- Такие, да не такие, - говорил Георгий. - Они вон как все дружны и согласны. Мы же - каждый за себя и про себя, да еще кто в лес, кто по дрова... И потом, перебит хребет, не стало мужества. Они открыто заявляют: мы не признаем большевиков и стоим за свои порядки для своего народа. А приступи к любому из нас? Ведь вилять станет, отвечать с оговорочками: "Помилуйте, я за советскую власть, вот только тут меня маленько обидели..." и начнет о какой-нибудь ерунде канючить... Вот и можно нас, наравне с урками, тыкать "в ус да в рыло", - закончил неисправимый поклонник Дениса Давыдова.
Отмечу, что хотя Осоргин и говорил обо "всех", сам с превеликой твердостью заявлял на допросах: "монархист и верующий".
...Они лежали молчаливые, сосредоточенные, в каком-то напряженном покое. Я пробирался меж коек к моему Махмуду, всем существом чувствуя на себе пристальность провожающих меня с подушек взглядов - строгих и отчужденных. Большинство мусаватистов было настроено стоять до конца. Добровольно обрекшие себя на смерть смотрели на меня как на чужого человека, находящегося от них по другую грань жизни. Пусть и знали, что пришел друг.

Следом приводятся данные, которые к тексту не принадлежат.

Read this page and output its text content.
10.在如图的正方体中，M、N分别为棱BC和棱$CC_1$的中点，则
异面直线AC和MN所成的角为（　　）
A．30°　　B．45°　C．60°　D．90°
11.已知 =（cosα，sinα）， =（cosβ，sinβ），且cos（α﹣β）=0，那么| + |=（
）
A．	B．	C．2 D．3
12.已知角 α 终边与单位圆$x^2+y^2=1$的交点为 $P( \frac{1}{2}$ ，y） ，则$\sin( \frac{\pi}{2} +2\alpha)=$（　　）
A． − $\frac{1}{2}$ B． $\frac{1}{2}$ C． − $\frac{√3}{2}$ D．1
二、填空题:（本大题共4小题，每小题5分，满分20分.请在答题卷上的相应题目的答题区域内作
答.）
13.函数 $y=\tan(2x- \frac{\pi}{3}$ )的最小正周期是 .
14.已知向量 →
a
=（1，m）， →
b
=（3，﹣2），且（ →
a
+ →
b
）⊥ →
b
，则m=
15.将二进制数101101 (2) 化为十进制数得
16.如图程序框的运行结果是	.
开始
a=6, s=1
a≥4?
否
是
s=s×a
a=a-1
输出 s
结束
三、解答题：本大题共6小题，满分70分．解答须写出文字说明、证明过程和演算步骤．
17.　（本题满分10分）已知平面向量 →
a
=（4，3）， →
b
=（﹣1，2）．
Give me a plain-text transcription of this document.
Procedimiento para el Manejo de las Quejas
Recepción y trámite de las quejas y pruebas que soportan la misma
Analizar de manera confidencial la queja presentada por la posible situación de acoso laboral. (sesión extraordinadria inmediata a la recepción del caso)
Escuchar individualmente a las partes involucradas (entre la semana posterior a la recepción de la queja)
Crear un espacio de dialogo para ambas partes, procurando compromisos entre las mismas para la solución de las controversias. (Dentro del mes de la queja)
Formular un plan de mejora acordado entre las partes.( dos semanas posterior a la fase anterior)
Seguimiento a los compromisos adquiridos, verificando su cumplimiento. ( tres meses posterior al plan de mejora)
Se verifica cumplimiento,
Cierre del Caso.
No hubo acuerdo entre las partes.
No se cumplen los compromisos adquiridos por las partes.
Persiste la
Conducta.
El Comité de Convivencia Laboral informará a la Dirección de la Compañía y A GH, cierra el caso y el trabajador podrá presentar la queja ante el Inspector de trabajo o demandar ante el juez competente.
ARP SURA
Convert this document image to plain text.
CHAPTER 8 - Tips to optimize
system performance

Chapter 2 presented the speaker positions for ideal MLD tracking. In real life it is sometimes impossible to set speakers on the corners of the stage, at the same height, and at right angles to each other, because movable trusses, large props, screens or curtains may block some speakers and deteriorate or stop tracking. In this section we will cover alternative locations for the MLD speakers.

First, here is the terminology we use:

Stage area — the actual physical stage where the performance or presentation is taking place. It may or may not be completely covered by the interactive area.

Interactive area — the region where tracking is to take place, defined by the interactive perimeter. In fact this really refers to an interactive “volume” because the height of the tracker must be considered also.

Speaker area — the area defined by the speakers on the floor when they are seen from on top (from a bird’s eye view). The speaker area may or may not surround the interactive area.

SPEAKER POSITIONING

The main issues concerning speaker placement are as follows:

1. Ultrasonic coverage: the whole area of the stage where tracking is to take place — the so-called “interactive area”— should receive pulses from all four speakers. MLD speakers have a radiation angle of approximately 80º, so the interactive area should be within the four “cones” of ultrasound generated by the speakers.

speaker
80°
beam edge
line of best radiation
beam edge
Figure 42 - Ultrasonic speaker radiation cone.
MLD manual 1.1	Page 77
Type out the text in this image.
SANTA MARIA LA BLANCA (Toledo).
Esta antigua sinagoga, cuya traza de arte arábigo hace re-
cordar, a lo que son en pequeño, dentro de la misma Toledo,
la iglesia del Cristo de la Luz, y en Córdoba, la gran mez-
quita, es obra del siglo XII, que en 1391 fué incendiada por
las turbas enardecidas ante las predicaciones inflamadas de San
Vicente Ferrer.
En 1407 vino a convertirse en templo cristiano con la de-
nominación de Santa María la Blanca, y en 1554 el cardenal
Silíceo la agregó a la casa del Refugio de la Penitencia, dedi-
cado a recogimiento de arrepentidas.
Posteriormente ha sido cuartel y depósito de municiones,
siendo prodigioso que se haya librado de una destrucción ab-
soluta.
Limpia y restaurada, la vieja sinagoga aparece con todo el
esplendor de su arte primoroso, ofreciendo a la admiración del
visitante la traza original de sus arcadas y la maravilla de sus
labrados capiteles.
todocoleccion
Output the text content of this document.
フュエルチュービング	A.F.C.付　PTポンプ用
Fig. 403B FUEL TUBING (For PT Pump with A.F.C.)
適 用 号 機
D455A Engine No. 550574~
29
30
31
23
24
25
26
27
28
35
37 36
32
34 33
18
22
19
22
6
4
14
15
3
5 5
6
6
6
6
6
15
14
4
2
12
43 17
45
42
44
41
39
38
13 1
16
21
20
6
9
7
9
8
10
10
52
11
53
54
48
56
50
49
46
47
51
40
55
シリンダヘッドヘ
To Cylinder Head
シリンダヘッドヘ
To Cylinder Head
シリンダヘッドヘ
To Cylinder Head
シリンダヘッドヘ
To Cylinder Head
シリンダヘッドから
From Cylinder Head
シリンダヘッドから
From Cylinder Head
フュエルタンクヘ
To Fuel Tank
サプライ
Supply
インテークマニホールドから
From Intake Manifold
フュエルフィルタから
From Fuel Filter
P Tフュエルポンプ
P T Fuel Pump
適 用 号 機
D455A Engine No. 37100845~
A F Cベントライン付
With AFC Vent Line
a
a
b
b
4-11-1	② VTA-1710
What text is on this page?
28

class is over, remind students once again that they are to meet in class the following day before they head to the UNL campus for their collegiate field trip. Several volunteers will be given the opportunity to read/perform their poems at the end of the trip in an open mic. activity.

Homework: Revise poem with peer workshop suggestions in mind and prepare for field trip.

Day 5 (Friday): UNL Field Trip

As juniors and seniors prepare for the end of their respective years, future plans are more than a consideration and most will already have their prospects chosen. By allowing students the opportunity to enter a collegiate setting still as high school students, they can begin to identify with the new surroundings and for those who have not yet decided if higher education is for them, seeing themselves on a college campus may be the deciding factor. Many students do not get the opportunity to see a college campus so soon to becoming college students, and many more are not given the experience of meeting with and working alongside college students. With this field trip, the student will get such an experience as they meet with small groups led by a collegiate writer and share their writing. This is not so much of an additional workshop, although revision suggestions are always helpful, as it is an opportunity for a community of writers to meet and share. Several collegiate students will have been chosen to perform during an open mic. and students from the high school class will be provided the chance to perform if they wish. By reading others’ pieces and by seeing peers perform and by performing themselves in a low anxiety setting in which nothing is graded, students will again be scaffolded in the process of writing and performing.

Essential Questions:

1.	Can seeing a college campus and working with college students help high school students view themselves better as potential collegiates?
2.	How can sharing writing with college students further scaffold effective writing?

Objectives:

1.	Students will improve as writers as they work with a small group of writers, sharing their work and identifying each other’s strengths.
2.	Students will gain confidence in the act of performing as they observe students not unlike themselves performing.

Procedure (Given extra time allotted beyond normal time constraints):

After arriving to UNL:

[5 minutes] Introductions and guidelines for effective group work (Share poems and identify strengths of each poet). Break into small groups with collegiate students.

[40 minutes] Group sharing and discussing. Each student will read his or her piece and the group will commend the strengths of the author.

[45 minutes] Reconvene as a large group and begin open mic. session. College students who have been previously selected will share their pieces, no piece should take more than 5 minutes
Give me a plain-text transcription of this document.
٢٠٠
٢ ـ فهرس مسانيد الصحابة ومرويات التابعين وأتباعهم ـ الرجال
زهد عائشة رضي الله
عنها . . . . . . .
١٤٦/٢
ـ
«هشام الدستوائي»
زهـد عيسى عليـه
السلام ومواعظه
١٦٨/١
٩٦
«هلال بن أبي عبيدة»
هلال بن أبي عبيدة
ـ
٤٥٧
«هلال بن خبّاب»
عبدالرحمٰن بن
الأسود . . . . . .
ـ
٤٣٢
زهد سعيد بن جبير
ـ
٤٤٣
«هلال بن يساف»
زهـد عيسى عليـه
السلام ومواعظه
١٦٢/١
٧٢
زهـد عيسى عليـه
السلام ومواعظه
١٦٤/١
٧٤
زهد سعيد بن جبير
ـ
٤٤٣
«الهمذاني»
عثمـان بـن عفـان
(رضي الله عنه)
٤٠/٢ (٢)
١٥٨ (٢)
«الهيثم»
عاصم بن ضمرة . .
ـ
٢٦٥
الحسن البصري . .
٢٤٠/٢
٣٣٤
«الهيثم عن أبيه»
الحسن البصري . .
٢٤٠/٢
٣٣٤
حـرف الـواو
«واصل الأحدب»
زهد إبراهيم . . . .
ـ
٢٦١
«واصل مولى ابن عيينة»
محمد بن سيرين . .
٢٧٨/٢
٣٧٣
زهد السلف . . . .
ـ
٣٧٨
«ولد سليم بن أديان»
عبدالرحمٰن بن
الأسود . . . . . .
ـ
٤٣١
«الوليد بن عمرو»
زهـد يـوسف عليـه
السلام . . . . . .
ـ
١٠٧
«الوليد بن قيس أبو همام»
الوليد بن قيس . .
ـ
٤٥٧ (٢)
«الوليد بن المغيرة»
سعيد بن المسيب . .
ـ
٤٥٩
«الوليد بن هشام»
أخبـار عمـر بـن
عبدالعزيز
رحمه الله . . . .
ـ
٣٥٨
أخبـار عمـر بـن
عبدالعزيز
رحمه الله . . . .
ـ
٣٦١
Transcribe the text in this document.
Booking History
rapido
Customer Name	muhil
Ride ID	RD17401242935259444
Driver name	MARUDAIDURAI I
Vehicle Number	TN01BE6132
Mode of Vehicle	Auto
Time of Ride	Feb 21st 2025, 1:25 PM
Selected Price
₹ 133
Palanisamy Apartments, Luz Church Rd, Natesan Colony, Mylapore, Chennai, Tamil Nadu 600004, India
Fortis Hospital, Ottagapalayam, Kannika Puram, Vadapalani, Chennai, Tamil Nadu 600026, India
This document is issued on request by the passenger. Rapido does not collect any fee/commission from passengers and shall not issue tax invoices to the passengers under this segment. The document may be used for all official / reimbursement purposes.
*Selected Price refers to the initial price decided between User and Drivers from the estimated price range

Махмуд был все так же приветлив и улыбался, словно и не было гибельного поединка и на душе его - мир и покой. На мои встревоженные вопросы он отвечал лишь неопределенным, типично восточным жестом приподнятой руки. Избегая прямого ответа, говорил чуть шутливо: "Все в руках Аллаха", - и решительно отклонял мои передаваемые шепотом предложения спрятать под подушку кулек наколотого сахара.
В борьбе с бесчестным противником допустимы любые приемы защиты - с этим Махмуд был согласен. Но нельзя не делить общей участи, не быть честным по отношению к товарищам.
Пожалуй, по лихорадочному блеску глаз и потрескавшимся губам можно было угадать, что эти так тихо и спокойно лежащие люди про себя борются с искушением отодвинуть вставший вплотную призрак конца. Многим из голодающих, жестоко пострадавшим в бакинских застенках, приходилось тяжко - их, изнуренных, покрытых холодным потом, уже крепко прихватила чахотка. Некоторые бредили...
Их все-таки сломили. Обещали - приходил к ним сам начальник лагеря Эйхманс - дать работу по желанию и вновь поселить всех вместе. Тут же принесли еду - горячее молоко, рис.
Само собой - обманули... Знали, что у человека, ощутившего счастье перехода на рельсы жизни после трехнедельного соскальзывания в тупик смерти, уже не хватит духа вновь с них сойти... Не поддались лишь староста мусаватистов и несколько его ближайших друзей. Мы с Георгием пытались их уговорить.
- Я решил умереть, - твердо сказал нам староста. - Не потому, что разлюбил жизнь. А потому, что при всех обстоятельствах мы обречены. Большинство из нас не переживет зиму - едва ли не у всех туберкулез. Оставшихся все равно уничтожат: расстреляют или изведут на штрафных командировках. На какое-то время спасти нас мог бы перевод в политизолятор. Да и то... Мы и на Соловки-то привезены с тем, чтобы покончить с остатками нашей самостоятельности. В Баку мы для них реальные и опасные противники... Но не стоит об этом. Мы и наши цели слишком оболганы, чтобы я мог коротко объяснить трагедию своего народа... - Он закрыл глаза и долго молчал. На осунувшемся его лице мы прочли волю человека, неспособного примириться с отвергаемыми совестью порядками. - Так уж лучше так, не сдавшимся!
Напоследок он пошутил:
- Я потребовал перевода с острова... в солнечную Шемаху! Случится мимо ехать - поклонитесь милым моим садам, кипарисам, веселым виноградникам... Прощайте, друзья: таких русских, как вы, мы любим.
Я не помню имени этого героя азербайджанского народа, хотя не забыл его черты: высокий, смуглый красавец с открытым лбом над густыми бровями и умным внимательным взглядом. Знаю, что был он европейски образован, жил в Париже и Вене.
Вскоре после прекращения общей голодовки его и трех оставшихся с ним товарищей увезли в бывший Анзерский скит, обращенный в штрафное отделение. Все они там один за другим умерли - староста на пятьдесят третий день голодовки. Говорили, будто их пытались кормить искусственно и кто-то из них вскрыл себе вены... Остальные мусаватисты рассосались, потонули во все растущей массе заключенных. О них не стало слышно.
Спустя несколько месяцев дал знать о себе Махмуд. Я ходил к нему в Савватьево, где какие-то доброхоты устроили его на молочную ферму учетчиком.